Mentre il governo s’arrovella intorno alla norma relativa ai pagamenti con il POS, mentre mezza Italia si lancia in discussioni filosofiche sul diritto di questo a farsi pagare come vuole o il diritto di quello a pagare come vuole, quasi nessuno sembra accorgersi che un dibattito del genere avviene senza mai alzare lo sguardo sulla situazione delle banche: queste infatti, in caso di ritorno massiccio all’uso del contante, dovrebbero infatti provvedere a rifornire di liquidità gli sventurati cittadini – bisognosi di pecunia da mattina a sera per finalizzare i propri acquisti.

Peccato, però, che negli ultimi anni le banche siano quasi sparite dai territori e dalle realtà locali, tagliando a destra e a manca filiali e sedi e rimandando tutto all’home-banking – che sarà anche comodo (per chi riesce a usarlo, e quando non ci sono disservizi o problemi di sorta) ma che di sicuro non può in nessun modo distribuire contante.

Oggi, infatti, ben 4 milioni di italiani hanno oggi difficoltà a prelevare contanti, abitando in zone in cui non sono presenti uffici bancari e sportelli bancomat. 3.062 comuni non hanno a disposizione una banca o uno sportello bancomat sul proprio territorio: questo significa che il 7% della popolazione italiana non può prelevare contanti e deve spostarsi in un altro comune per cercare un bancomat. Situazione più grave nelle regioni del Mezzogiorno, dove la percentuale di cittadini che non dispongono di uno sportello automatico sul proprio territorio di residenza sale al 10,7%. Ma che anche al Nord non va esattamente alla grande.

La banca, insomma, è sparita: e allora, evidentemente, l’aumento della soglia a 60 euro per i pagamenti con POS creerà enormi disagi a una fetta di popolazione e determinerà un aggravio di spesa a danno degli utenti. La misura colpirà soprattutto quei cittadini che risiedono in zone dove scarseggiano gli sportelli bancomat, creando enormi disagi sul fronte dei pagamenti: come faranno a ritirare gli anziani di Comuni montani, lontanissimi da filiali e funzionari in carne e ossa? Come faranno le categorie più deboli, o quelle che hanno difficoltà negli spostamenti? Senza contare il danno economico subito dagli utenti, considerato che per i prelievi presso i bancomat di banche diverse dall’istituto che ha emesso la carta, le commissioni possono arrivare anche a 2 euro ad operazione.

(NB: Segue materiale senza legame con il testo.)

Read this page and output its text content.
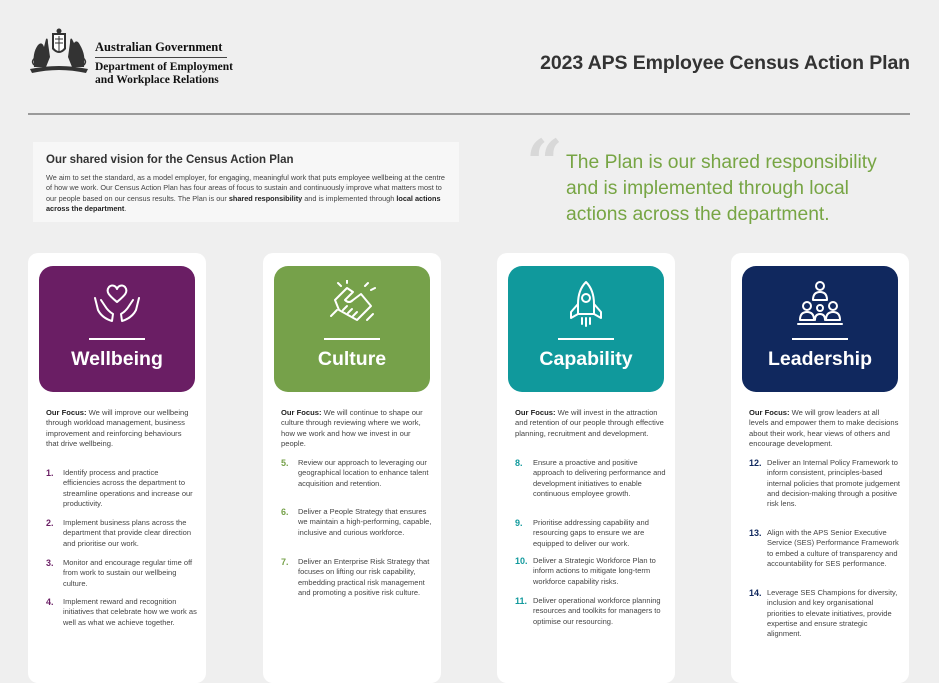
Australian Government
Department of Employment
and Workplace Relations
2023 APS Employee Census Action Plan
Our shared vision for the Census Action Plan

We aim to set the standard, as a model employer, for engaging, meaningful work that puts employee wellbeing at the centre of how we work. Our Census Action Plan has four areas of focus to sustain and continuously improve what matters most to our people based on our census results. The Plan is our shared responsibility and is implemented through local actions across the department.

“ The Plan is our shared responsibility and is implemented through local actions across the department.
Wellbeing
Our Focus: We will improve our wellbeing through workload management, business improvement and reinforcing behaviours that drive wellbeing.
1. Identify process and practice efficiencies across the department to streamline operations and increase our productivity.
2. Implement business plans across the department that provide clear direction and prioritise our work.
3. Monitor and encourage regular time off from work to sustain our wellbeing culture.
4. Implement reward and recognition initiatives that celebrate how we work as well as what we achieve together.
Culture
Our Focus: We will continue to shape our culture through reviewing where we work, how we work and how we invest in our people.
5. Review our approach to leveraging our geographical location to enhance talent acquisition and retention.
6. Deliver a People Strategy that ensures we maintain a high-performing, capable, inclusive and curious workforce.
7. Deliver an Enterprise Risk Strategy that focuses on lifting our risk capability, embedding practical risk management and promoting a positive risk culture.
Capability
Our Focus: We will invest in the attraction and retention of our people through effective planning, recruitment and development.
8. Ensure a proactive and positive approach to delivering performance and development initiatives to enable continuous employee growth.
9. Prioritise addressing capability and resourcing gaps to ensure we are equipped to deliver our work.
10. Deliver a Strategic Workforce Plan to inform actions to mitigate long-term workforce capability risks.
11. Deliver operational workforce planning resources and toolkits for managers to optimise our resourcing.
Leadership
Our Focus: We will grow leaders at all levels and empower them to make decisions about their work, hear views of others and encourage development.
12. Deliver an Internal Policy Framework to inform consistent, principles-based internal policies that promote judgement and decision-making through a positive risk lens.
13. Align with the APS Senior Executive Service (SES) Performance Framework to embed a culture of transparency and accountability for SES performance.
14. Leverage SES Champions for diversity, inclusion and key organisational priorities to elevate initiatives, provide expertise and ensure strategic alignment.
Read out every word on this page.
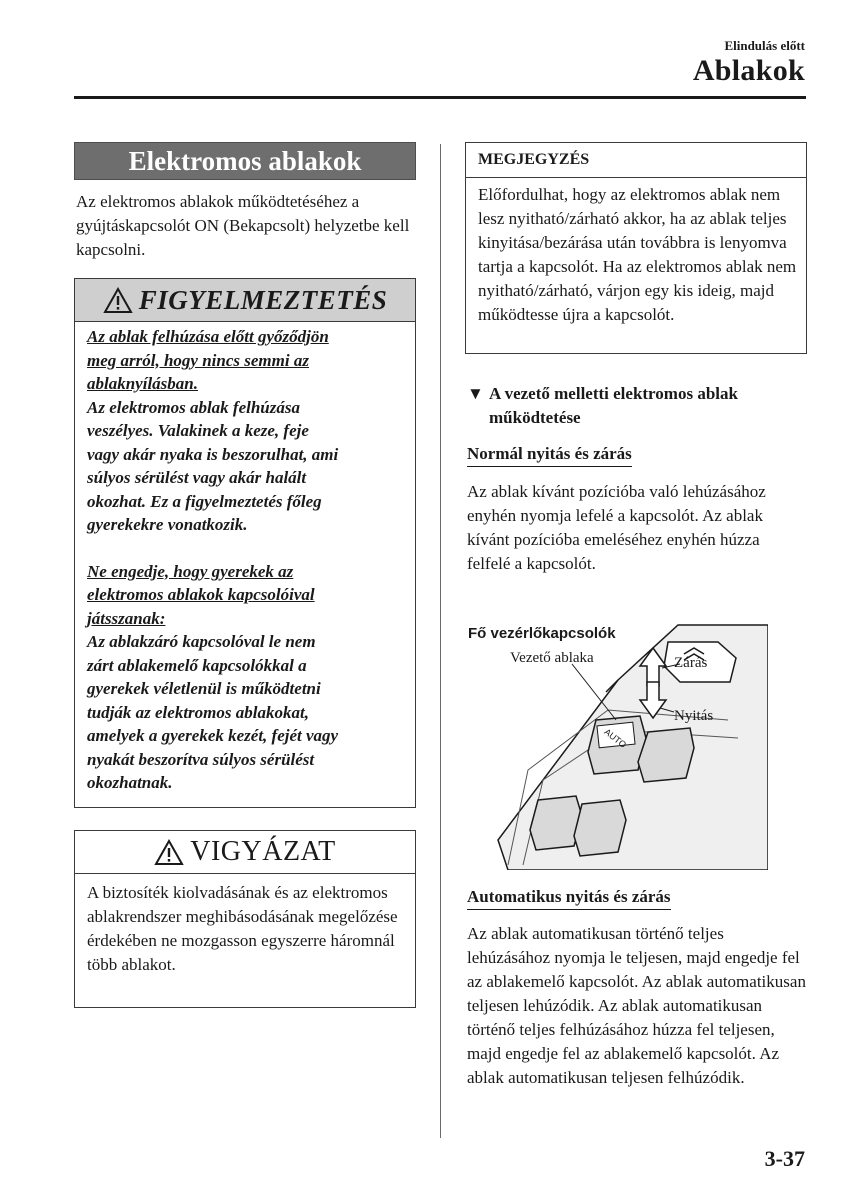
Elindulás előtt
Ablakok
Elektromos ablakok
Az elektromos ablakok működtetéséhez a gyújtáskapcsolót ON (Bekapcsolt) helyzetbe kell kapcsolni.
FIGYELMEZTETÉS
Az ablak felhúzása előtt győződjön
meg arról, hogy nincs semmi az
ablaknyílásban.
Az elektromos ablak felhúzása
veszélyes. Valakinek a keze, feje
vagy akár nyaka is beszorulhat, ami
súlyos sérülést vagy akár halált
okozhat. Ez a figyelmeztetés főleg
gyerekekre vonatkozik.
Ne engedje, hogy gyerekek az
elektromos ablakok kapcsolóival
játsszanak:
Az ablakzáró kapcsolóval le nem
zárt ablakemelő kapcsolókkal a
gyerekek véletlenül is működtetni
tudják az elektromos ablakokat,
amelyek a gyerekek kezét, fejét vagy
nyakát beszorítva súlyos sérülést
okozhatnak.
VIGYÁZAT
A biztosíték kiolvadásának és az elektromos ablakrendszer meghibásodásának megelőzése érdekében ne mozgasson egyszerre háromnál több ablakot.
MEGJEGYZÉS
Előfordulhat, hogy az elektromos ablak nem lesz nyitható/zárható akkor, ha az ablak teljes kinyitása/bezárása után továbbra is lenyomva tartja a kapcsolót. Ha az elektromos ablak nem nyitható/zárható, várjon egy kis ideig, majd működtesse újra a kapcsolót.
▼ A vezető melletti elektromos ablak működtetése
Normál nyitás és zárás
Az ablak kívánt pozícióba való lehúzásához enyhén nyomja lefelé a kapcsolót. Az ablak kívánt pozícióba emeléséhez enyhén húzza felfelé a kapcsolót.
Fő vezérlőkapcsolók
Vezető ablaka	Zárás
Nyitás
AUTO
Automatikus nyitás és zárás
Az ablak automatikusan történő teljes lehúzásához nyomja le teljesen, majd engedje fel az ablakemelő kapcsolót. Az ablak automatikusan teljesen lehúzódik. Az ablak automatikusan történő teljes felhúzásához húzza fel teljesen, majd engedje fel az ablakemelő kapcsolót. Az ablak automatikusan teljesen felhúzódik.
3-37
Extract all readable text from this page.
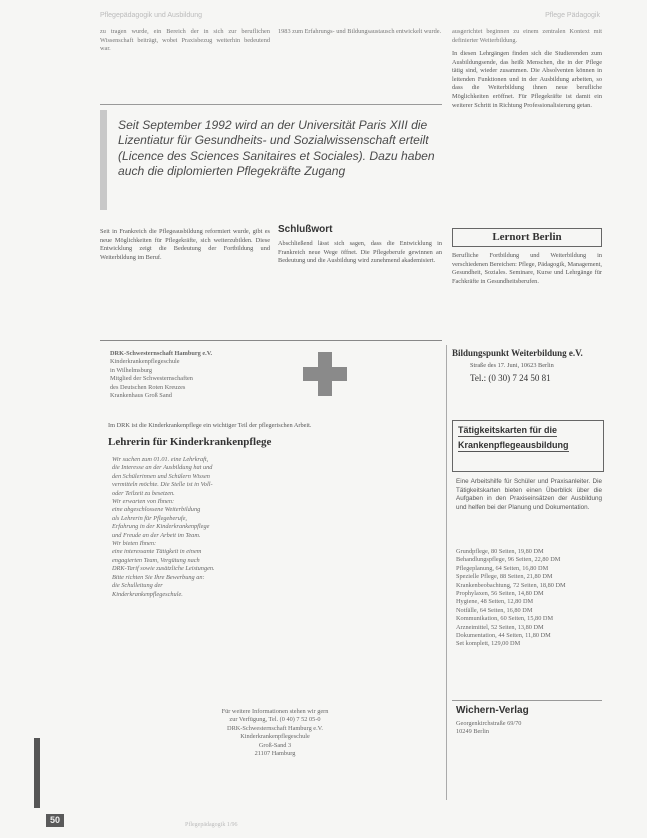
Pflegepädagogik und Ausbildung	Pflege Pädagogik

zu tragen wurde, ein Bereich der in sich zur beruflichen Wissenschaft beiträgt, wobei Praxisbezug weiterhin bedeutend war.

1983 zum Erfahrungs- und Bildungsaustausch entwickelt wurde. ausgerichtet beginnen zu einem zentralen Kontext mit definierter Weiterbildung.

In diesen Lehrgängen finden sich die Studierenden zum Ausbildungsende, das heißt Menschen, die in der Pflege tätig sind, wieder zusammen. Die Absolventen können in leitenden Funktionen und in der Ausbildung arbeiten, so dass die Weiterbildung ihnen neue berufliche Möglichkeiten eröffnet. Für Pflegekräfte ist damit ein weiterer Schritt in Richtung Professionalisierung getan.

Seit September 1992 wird an der Universität Paris XIII die Lizentiatur für Gesundheits- und Sozialwissenschaft erteilt (Licence des Sciences Sanitaires et Sociales). Dazu haben auch die diplomierten Pflegekräfte Zugang

Seit in Frankreich die Pflegeausbildung reformiert wurde, gibt es neue Möglichkeiten für Pflegekräfte, sich weiterzubilden. Diese Entwicklung zeigt die Bedeutung der Fortbildung und Weiterbildung im Beruf.

Schlußwort

Abschließend lässt sich sagen, dass die Entwicklung in Frankreich neue Wege öffnet. Die Pflegeberufe gewinnen an Bedeutung und die Ausbildung wird zunehmend akademisiert.

Lernort Berlin

Berufliche Fortbildung und Weiterbildung in verschiedenen Bereichen: Pflege, Pädagogik, Management, Gesundheit, Soziales. Seminare, Kurse und Lehrgänge für Fachkräfte in Gesundheitsberufen.

Bildungspunkt Weiterbildung e.V.
Straße des 17. Juni, 10623 Berlin
Tel.: (0 30) 7 24 50 81
DRK-Schwesternschaft Hamburg e.V.
Kinderkrankenpflegeschule
in Wilhelmsburg
Mitglied der Schwesternschaften
des Deutschen Roten Kreuzes
Krankenhaus Groß Sand
Im DRK ist die Kinderkrankenpflege ein wichtiger Teil der pflegerischen Arbeit.
Lehrerin für Kinderkrankenpflege
Wir suchen zum 01.01. eine Lehrkraft,
die Interesse an der Ausbildung hat und
den Schülerinnen und Schülern Wissen
vermitteln möchte. Die Stelle ist in Voll-
oder Teilzeit zu besetzen.
Wir erwarten von Ihnen:
eine abgeschlossene Weiterbildung
als Lehrerin für Pflegeberufe,
Erfahrung in der Kinderkrankenpflege
und Freude an der Arbeit im Team.
Wir bieten Ihnen:
eine interessante Tätigkeit in einem
engagierten Team, Vergütung nach
DRK-Tarif sowie zusätzliche Leistungen.
Bitte richten Sie Ihre Bewerbung an:
die Schulleitung der
Kinderkrankenpflegeschule.
Für weitere Informationen stehen wir gern
zur Verfügung, Tel. (0 40) 7 52 05-0
DRK-Schwesternschaft Hamburg e.V.
Kinderkrankenpflegeschule
Groß-Sand 3
21107 Hamburg
Tätigkeitskarten für die
Krankenpflegeausbildung

Eine Arbeitshilfe für Schüler und Praxisanleiter. Die Tätigkeitskarten bieten einen Überblick über die Aufgaben in den Praxiseinsätzen der Ausbildung und helfen bei der Planung und Dokumentation.

Grundpflege, 80 Seiten, 19,80 DM
Behandlungspflege, 96 Seiten, 22,80 DM
Pflegeplanung, 64 Seiten, 16,80 DM
Spezielle Pflege, 88 Seiten, 21,80 DM
Krankenbeobachtung, 72 Seiten, 18,80 DM
Prophylaxen, 56 Seiten, 14,80 DM
Hygiene, 48 Seiten, 12,80 DM
Notfälle, 64 Seiten, 16,80 DM
Kommunikation, 60 Seiten, 15,80 DM
Arzneimittel, 52 Seiten, 13,80 DM
Dokumentation, 44 Seiten, 11,80 DM
Set komplett, 129,00 DM
Wichern-Verlag
Georgenkirchstraße 69/70
10249 Berlin
50	Pflegepädagogik 1/96
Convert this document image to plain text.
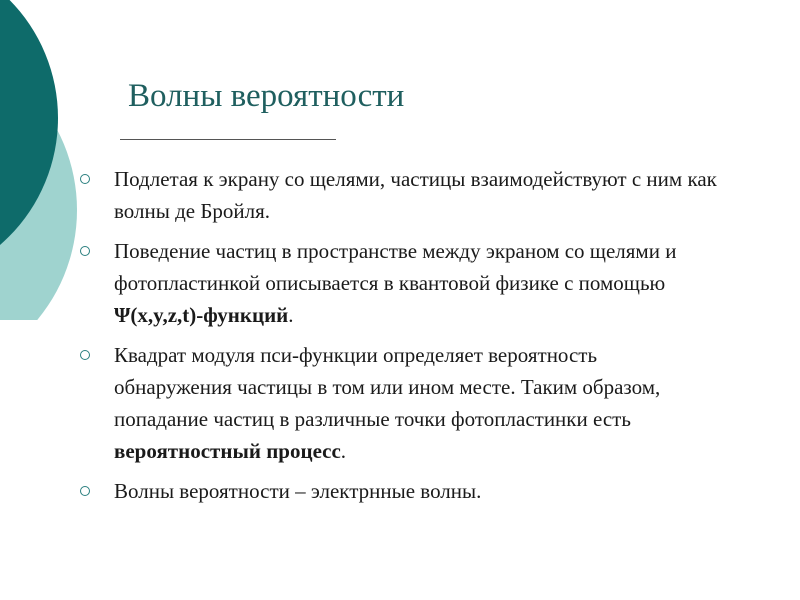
Волны вероятности
Подлетая к экрану со щелями, частицы взаимодействуют с ним как волны де Бройля.
Поведение частиц в пространстве между экраном со щелями и фотопластинкой описывается в квантовой физике с помощью Ψ(x,y,z,t)-функций.
Квадрат модуля пси-функции определяет вероятность обнаружения частицы в том или ином месте. Таким образом, попадание частиц в различные точки фотопластинки есть вероятностный процесс.
Волны вероятности – электрнные волны.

Insomma, non c’è che dire: cara Giorgia, pensaci bene. Il governo non può non tenere conto della forte riduzione di uffici bancari e sportelli bancomat registrata in Italia negli ultimi anni, e sui limiti al POS deve cambiare rotta.

Come? Eliminando qualsiasi limite ai pagamenti elettronici e insieme tagliando le commissioni bancarie. L’unico modo di coniugare i diritti degli uni e degli altri, garantendo una volta per tutte equità e giustizia.